Untitled

In the bep042 it is said,

> A DHT node which receives an ip result in a request SHOULD consider
> restarting its DHT node with a new node ID, taking this IP into
> account. Since a single node can not be trusted, there should be some
> mechanism to determine whether or not the node has a correct
> understanding of its external IP or not.

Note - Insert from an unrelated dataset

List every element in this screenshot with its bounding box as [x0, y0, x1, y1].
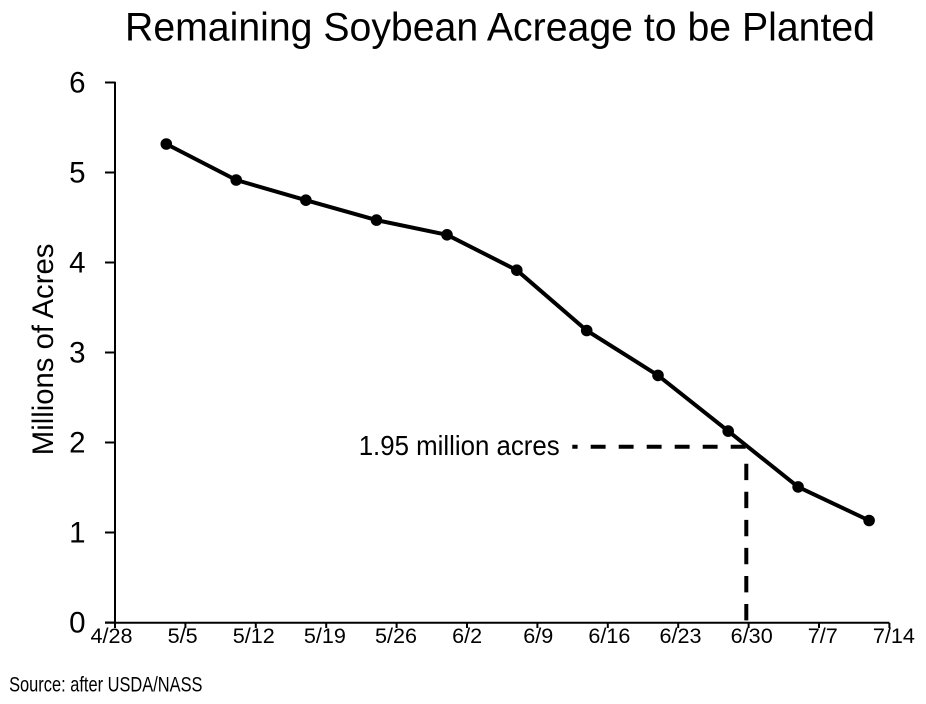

This could be done by voting,
> or only restart the DHT once at least a certain number of nodes, from
> separate searches, tells you your node ID is incorrect.

Before bootstrap an id is generated and properly secured as described in the P "Node ID restriction".
Both id and ip values, might be incorrect, but are stored, are accessible for later manipulations, and are used anyway for the bootstrap.

The bootstrap lookup takes place, find_node messages are sent, their responses contains the ip field with a value, might be errors or responses.

> Nodes that enforce the node-ID will respond with an error message
> ("y": "e", "e": { ... }), whereas a node that supports this extension
> but without enforcing it will respond with a normal reply ("y": "r",
> "r": { ... }).

At that point the program should consider it has failed to discover its public ip, accounting for the reception of many ip fields values which are different from the one stored at beginning.

At that point,
- What measures can be taken to ensure that the new ip provided by the network is correct ?
- Or, is the network to be fully trusted by the consensus of the majority ? (If i get 40 responses, with 35 identical ip fields, its a majority)
- is it mandatory to keep checking the ip field after bootstrap ? which is the only moment where the ip field "vote" check takes place.
I could check all messages, but that makes the code more complex than what seems necessary.